Re: Automaticaly reconfiguring a Cisco Router just by logging in

albertoff · ‎02-29-2008

I have a router 1760 installed in a remote site with DSL, a serial link and LAN users behind it. Under normal conditions it should avoid using the DSL interface to access the Internet for security reasons. It should route all traffic via the serial link to the HQ where users have all services they need including Internet access.

This site, however, is included in our D&R plan and therefore we need that under special conditions (HQ down, for instance) I could easyly reconfigure the router to meet the requirements. I might need to change interfaces status, fw policies, routing table, etc to make the router use the DSL Internet access and allow users to surf the web and incoming mail to come trhu.

The problem is that I want any of my IT peers to do that and not all of them are proficient with Cisco administration. So I thought of some kind of script that could be automatically run when somebody logins in the router with the right account and the right password. For instance I could have all the regular administration accounts and also accounts like: "disaster-status" and "normal-status" and each of them will run the necessary commands to reconfigure the router without the user needing to write one single command... not even "enable".

I remember one Cisco course that I attended that we had a remote lab and the topology of the lab was changed just by logging in the switches with a user that automaticaly, without we interacting, changed the switch configuration (VLANS, etc.) and therefore changed the network topology.

Is this possible? any ideas?

Regards and thanks!

Alberto

yjdabear · ‎02-29-2008

Yeah, this sounds right up the alley for the Tcl/Tk and Expect scripting languages, Tcl/Tk for writing the interactive navigation menus, Expect for interpretting human and/or router responses, then issuing instructions and/or IOS commands accordingly.

albertoff · ‎02-29-2008

Thanks for your answer,

Before posting here, I came accross this document but I wans't sure if TCL was the way to go...

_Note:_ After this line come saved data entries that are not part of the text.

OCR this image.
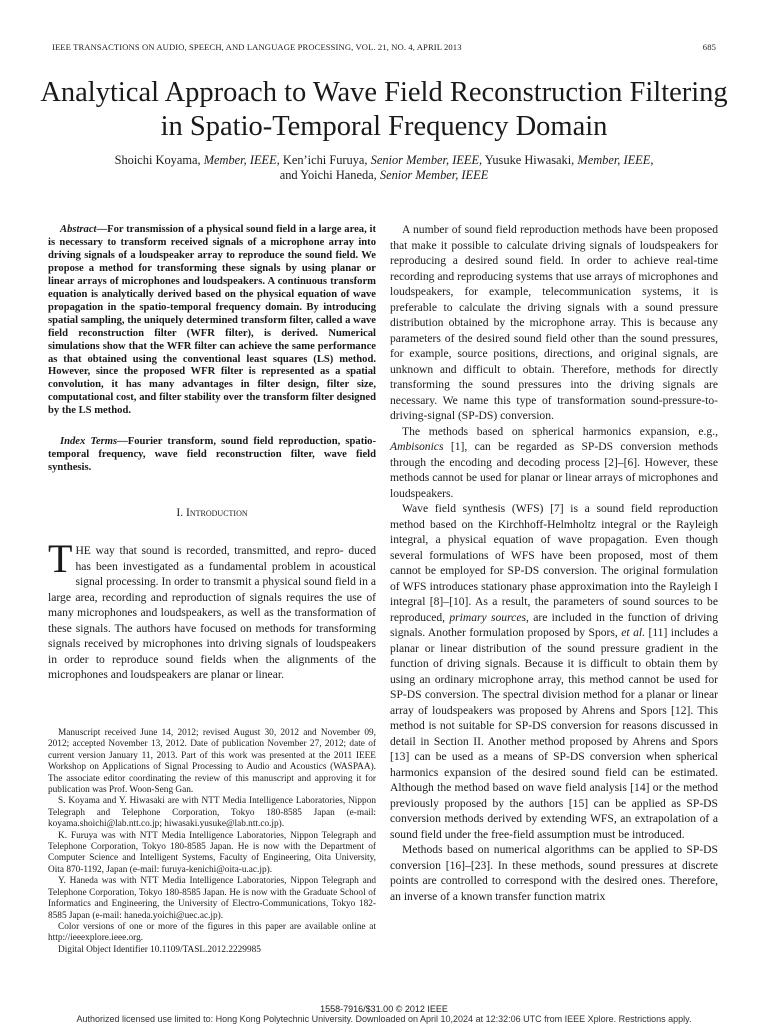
IEEE TRANSACTIONS ON AUDIO, SPEECH, AND LANGUAGE PROCESSING, VOL. 21, NO. 4, APRIL 2013	685
Analytical Approach to Wave Field Reconstruction Filtering in Spatio-Temporal Frequency Domain
Shoichi Koyama, Member, IEEE, Ken’ichi Furuya, Senior Member, IEEE, Yusuke Hiwasaki, Member, IEEE,
and Yoichi Haneda, Senior Member, IEEE

Abstract—For transmission of a physical sound field in a large area, it is necessary to transform received signals of a microphone array into driving signals of a loudspeaker array to reproduce the sound field. We propose a method for transforming these signals by using planar or linear arrays of microphones and loudspeakers. A continuous transform equation is analytically derived based on the physical equation of wave propagation in the spatio-temporal frequency domain. By introducing spatial sampling, the uniquely determined transform filter, called a wave field reconstruction filter (WFR filter), is derived. Numerical simulations show that the WFR filter can achieve the same performance as that obtained using the conventional least squares (LS) method. However, since the proposed WFR filter is represented as a spatial convolution, it has many advantages in filter design, filter size, computational cost, and filter stability over the transform filter designed by the LS method.

Index Terms—Fourier transform, sound field reproduction, spatio-temporal frequency, wave field reconstruction filter, wave field synthesis.

I. Introduction

THE way that sound is recorded, transmitted, and repro- duced has been investigated as a fundamental problem in acoustical signal processing. In order to transmit a physical sound field in a large area, recording and reproduction of signals requires the use of many microphones and loudspeakers, as well as the transformation of these signals. The authors have focused on methods for transforming signals received by microphones into driving signals of loudspeakers in order to reproduce sound fields when the alignments of the microphones and loudspeakers are planar or linear.

Manuscript received June 14, 2012; revised August 30, 2012 and November 09, 2012; accepted November 13, 2012. Date of publication November 27, 2012; date of current version January 11, 2013. Part of this work was presented at the 2011 IEEE Workshop on Applications of Signal Processing to Audio and Acoustics (WASPAA). The associate editor coordinating the review of this manuscript and approving it for publication was Prof. Woon-Seng Gan.

S. Koyama and Y. Hiwasaki are with NTT Media Intelligence Laboratories, Nippon Telegraph and Telephone Corporation, Tokyo 180-8585 Japan (e-mail: koyama.shoichi@lab.ntt.co.jp; hiwasaki.yusuke@lab.ntt.co.jp).

K. Furuya was with NTT Media Intelligence Laboratories, Nippon Telegraph and Telephone Corporation, Tokyo 180-8585 Japan. He is now with the Department of Computer Science and Intelligent Systems, Faculty of Engineering, Oita University, Oita 870-1192, Japan (e-mail: furuya-kenichi@oita-u.ac.jp).

Y. Haneda was with NTT Media Intelligence Laboratories, Nippon Telegraph and Telephone Corporation, Tokyo 180-8585 Japan. He is now with the Graduate School of Informatics and Engineering, the University of Electro-Communications, Tokyo 182-8585 Japan (e-mail: haneda.yoichi@uec.ac.jp).

Color versions of one or more of the figures in this paper are available online at http://ieeexplore.ieee.org.

Digital Object Identifier 10.1109/TASL.2012.2229985

A number of sound field reproduction methods have been proposed that make it possible to calculate driving signals of loudspeakers for reproducing a desired sound field. In order to achieve real-time recording and reproducing systems that use arrays of microphones and loudspeakers, for example, telecommunication systems, it is preferable to calculate the driving signals with a sound pressure distribution obtained by the microphone array. This is because any parameters of the desired sound field other than the sound pressures, for example, source positions, directions, and original signals, are unknown and difficult to obtain. Therefore, methods for directly transforming the sound pressures into the driving signals are necessary. We name this type of transformation sound-pressure-to-driving-signal (SP-DS) conversion.

The methods based on spherical harmonics expansion, e.g., Ambisonics [1], can be regarded as SP-DS conversion methods through the encoding and decoding process [2]–[6]. However, these methods cannot be used for planar or linear arrays of microphones and loudspeakers.

Wave field synthesis (WFS) [7] is a sound field reproduction method based on the Kirchhoff-Helmholtz integral or the Rayleigh integral, a physical equation of wave propagation. Even though several formulations of WFS have been proposed, most of them cannot be employed for SP-DS conversion. The original formulation of WFS introduces stationary phase approximation into the Rayleigh I integral [8]–[10]. As a result, the parameters of sound sources to be reproduced, primary sources, are included in the function of driving signals. Another formulation proposed by Spors, et al. [11] includes a planar or linear distribution of the sound pressure gradient in the function of driving signals. Because it is difficult to obtain them by using an ordinary microphone array, this method cannot be used for SP-DS conversion. The spectral division method for a planar or linear array of loudspeakers was proposed by Ahrens and Spors [12]. This method is not suitable for SP-DS conversion for reasons discussed in detail in Section II. Another method proposed by Ahrens and Spors [13] can be used as a means of SP-DS conversion when spherical harmonics expansion of the desired sound field can be estimated. Although the method based on wave field analysis [14] or the method previously proposed by the authors [15] can be applied as SP-DS conversion methods derived by extending WFS, an extrapolation of a sound field under the free-field assumption must be introduced.

Methods based on numerical algorithms can be applied to SP-DS conversion [16]–[23]. In these methods, sound pressures at discrete points are controlled to correspond with the desired ones. Therefore, an inverse of a known transfer function matrix

1558-7916/$31.00 © 2012 IEEE
Authorized licensed use limited to: Hong Kong Polytechnic University. Downloaded on April 10,2024 at 12:32:06 UTC from IEEE Xplore. Restrictions apply.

http://www.cisco.com/en/US/docs/ios/12_3t/12_3t2/feature/guide/gt_tcl.html

Anyway, TCL could help be prepare the scripts I need to run in each case but, how do I build this interactive menus that you pointed out?... is there a document with examples of this?.

Thanks again,

Regards,

Alberto

cisco24x7 · ‎03-01-2008

Here is a sample:

#!/usr/local/bin/expect

set timeout 10

set name [lindex $argv 0]

set user [lindex $argv 1]

set password [lindex $argv 2]

set enable [lindex $argv 3]

spawn telnet $name

expect "*name:"

send "$user\r"

sleep 1

expect "*word:"

sleep 1

send "$password\n"

expect "*>"

sleep 1

send "enable\n"

expect "*:"

sleep 1

send "$enable\n"

expect "*#"

sleep 1

send "configure t\r"

expect "*#"

sleep 1

send "end \r"

expect "*#"

send "disable \r"

expect "*>"

send "exit\r\r\r\r"

#

# ./xxx 10.109.114.2 user exec_pass enable_pass

spawn telnet 10.109.114.2

Trying 10.109.114.2...

Connected to 10.109.114.2.

Escape character is '^]'.

*******************************************************************

******************************************

* UNAUTHORIZED ACCESS PROHIBITED *

******************************************

*******************************************************************

CCIE Sec Corporation Perimeter Cisco IOS with Firewall Feature Set

User Access Verification

Username: cciesec

Password:

CCIE Sec Corporation Perimeter Cisco IOS with Firewall Feature Set

C2621>enable

Password:

C2621#configure t

Enter configuration commands, one per line. End with CNTL/Z.

C2621(config)#end

C2621#disable

C2621>#

CCIE Security

Joe Clarke · ‎03-01-2008

There is a new feature coming in 12.4(20)T called the Embedded Menu Manager which will do what you want. This will allow you to display a menu to the user that you customize completely using an XML menu definition file. The inputs from the user are passed to TCL on the backend. This release is scheduled for June of this year.